Introduction/Objective Quantitation by high-performance liquid chromatography (HPLC) of hemoglobin %A2 is often not used in evaluation for thalassemia of hemoglobin S-trait patients, due to analytical interference from glycated hemoglobin S1d to increase %A2. In contrast, an increase in %A2 for S-trait when measured by capillary electrophoresis (CE) has been reported, without known analytical interference. This observation has not been re- evaluated in modern versions of CE, however. For validation exercises associated with startup of CE at our institution, we compared distributions of %A2 among A patients and S-trait patients using Sebia “Capillarys® 2” CE. Methods/Case Report %A2 is provided in two Sebia “Capillarys® 2” methods: analysis of A1c (method 1, M1) and analysis of hemoglobin variants (method 2, M2). To minimize effect of potential preselection for thalassemia among M2 samples, we first evaluated distributions of %A2 for A and S-trait among M1 samples. We then evaluated correlation of A2 measurements between M1 and M2. Statistical analyses were conducted using R programming.
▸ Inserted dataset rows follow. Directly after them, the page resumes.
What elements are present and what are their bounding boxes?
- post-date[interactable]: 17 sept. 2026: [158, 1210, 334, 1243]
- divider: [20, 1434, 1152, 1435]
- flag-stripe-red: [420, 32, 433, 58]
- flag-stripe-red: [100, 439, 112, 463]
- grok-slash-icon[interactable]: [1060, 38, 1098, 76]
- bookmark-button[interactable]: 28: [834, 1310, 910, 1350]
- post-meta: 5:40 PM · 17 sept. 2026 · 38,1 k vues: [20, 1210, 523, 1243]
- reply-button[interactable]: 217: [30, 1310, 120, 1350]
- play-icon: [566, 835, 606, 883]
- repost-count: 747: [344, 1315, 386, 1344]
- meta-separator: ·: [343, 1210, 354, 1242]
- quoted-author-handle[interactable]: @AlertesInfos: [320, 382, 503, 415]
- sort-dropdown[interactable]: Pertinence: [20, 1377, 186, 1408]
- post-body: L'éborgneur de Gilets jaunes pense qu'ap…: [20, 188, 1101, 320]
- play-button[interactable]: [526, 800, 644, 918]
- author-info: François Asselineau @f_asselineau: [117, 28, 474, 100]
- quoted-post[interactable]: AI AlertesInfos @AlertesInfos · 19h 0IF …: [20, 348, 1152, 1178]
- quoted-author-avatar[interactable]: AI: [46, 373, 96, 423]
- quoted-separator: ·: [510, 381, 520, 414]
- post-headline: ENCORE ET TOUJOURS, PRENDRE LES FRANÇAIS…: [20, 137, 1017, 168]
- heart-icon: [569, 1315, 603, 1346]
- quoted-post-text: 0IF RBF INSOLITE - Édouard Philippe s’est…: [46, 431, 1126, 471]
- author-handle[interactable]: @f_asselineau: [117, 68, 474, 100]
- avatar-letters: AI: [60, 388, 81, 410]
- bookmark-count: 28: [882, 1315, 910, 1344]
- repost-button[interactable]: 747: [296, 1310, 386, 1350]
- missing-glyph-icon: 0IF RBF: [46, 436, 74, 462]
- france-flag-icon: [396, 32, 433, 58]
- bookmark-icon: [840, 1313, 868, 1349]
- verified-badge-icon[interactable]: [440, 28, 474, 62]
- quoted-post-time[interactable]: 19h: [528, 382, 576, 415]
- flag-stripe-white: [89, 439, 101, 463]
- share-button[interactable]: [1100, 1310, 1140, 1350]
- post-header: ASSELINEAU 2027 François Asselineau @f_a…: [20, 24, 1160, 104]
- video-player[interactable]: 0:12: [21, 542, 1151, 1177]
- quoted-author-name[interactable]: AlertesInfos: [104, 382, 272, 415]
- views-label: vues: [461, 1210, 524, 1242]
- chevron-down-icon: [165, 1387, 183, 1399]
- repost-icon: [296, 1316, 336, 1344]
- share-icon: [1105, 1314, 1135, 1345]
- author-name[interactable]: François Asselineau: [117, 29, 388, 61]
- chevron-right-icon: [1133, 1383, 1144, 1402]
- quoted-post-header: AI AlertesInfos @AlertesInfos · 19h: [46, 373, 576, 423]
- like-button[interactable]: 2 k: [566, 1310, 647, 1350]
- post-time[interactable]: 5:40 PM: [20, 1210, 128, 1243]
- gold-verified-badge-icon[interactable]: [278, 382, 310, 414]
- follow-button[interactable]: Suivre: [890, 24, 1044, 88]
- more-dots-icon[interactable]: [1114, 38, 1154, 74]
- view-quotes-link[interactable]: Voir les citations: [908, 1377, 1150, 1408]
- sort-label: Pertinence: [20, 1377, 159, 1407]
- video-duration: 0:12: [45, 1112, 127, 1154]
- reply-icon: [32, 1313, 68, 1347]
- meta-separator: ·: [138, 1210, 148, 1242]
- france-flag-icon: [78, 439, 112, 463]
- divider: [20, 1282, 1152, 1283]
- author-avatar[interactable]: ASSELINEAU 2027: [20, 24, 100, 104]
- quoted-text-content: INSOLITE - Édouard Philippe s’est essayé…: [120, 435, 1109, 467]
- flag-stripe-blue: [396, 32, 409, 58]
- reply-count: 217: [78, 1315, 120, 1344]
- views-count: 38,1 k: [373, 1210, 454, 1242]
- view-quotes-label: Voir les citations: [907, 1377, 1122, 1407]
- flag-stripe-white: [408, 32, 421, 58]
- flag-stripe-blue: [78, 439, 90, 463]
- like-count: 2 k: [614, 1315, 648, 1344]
Results (if a Case Study enter NA) Using M1, %A2 for S-trait patients (2.61±0.31%, n=116) was higher than for A patients (2.11±0.27%, n=108) (p<0.001), with difference=0.42-0.57 %A2 (95% confidence interval, CI). %A2 by M1 was consistently less than %A2 by M2, for both A and S-trait (p>0.25): for A, M1/M2=0.89±0.05 (n=35); for S-trait, M1/M2=0.88±0.05 (n=32). Decreased %A2 by M1 compared to M2 may in part be due to separation in M1 of a glycated form of A2. Using M2, %A2 for S-trait patients (3.05±0.29%, n=32) was higher than for A patients (2.41±0.29%, n=35) (p<0.001), with difference=0.50-0.76 %A2 (CI). M2 results were consistent with M1 data when combined with the observed M1/M2 ratios. Conclusion Results suggest a physiological increase in %A2 in S-trait patients compared to A patients, not likely to be attributable to thalassemia. The average increase is ~0.6 %A2 for hemoglobin variant analysis by CE.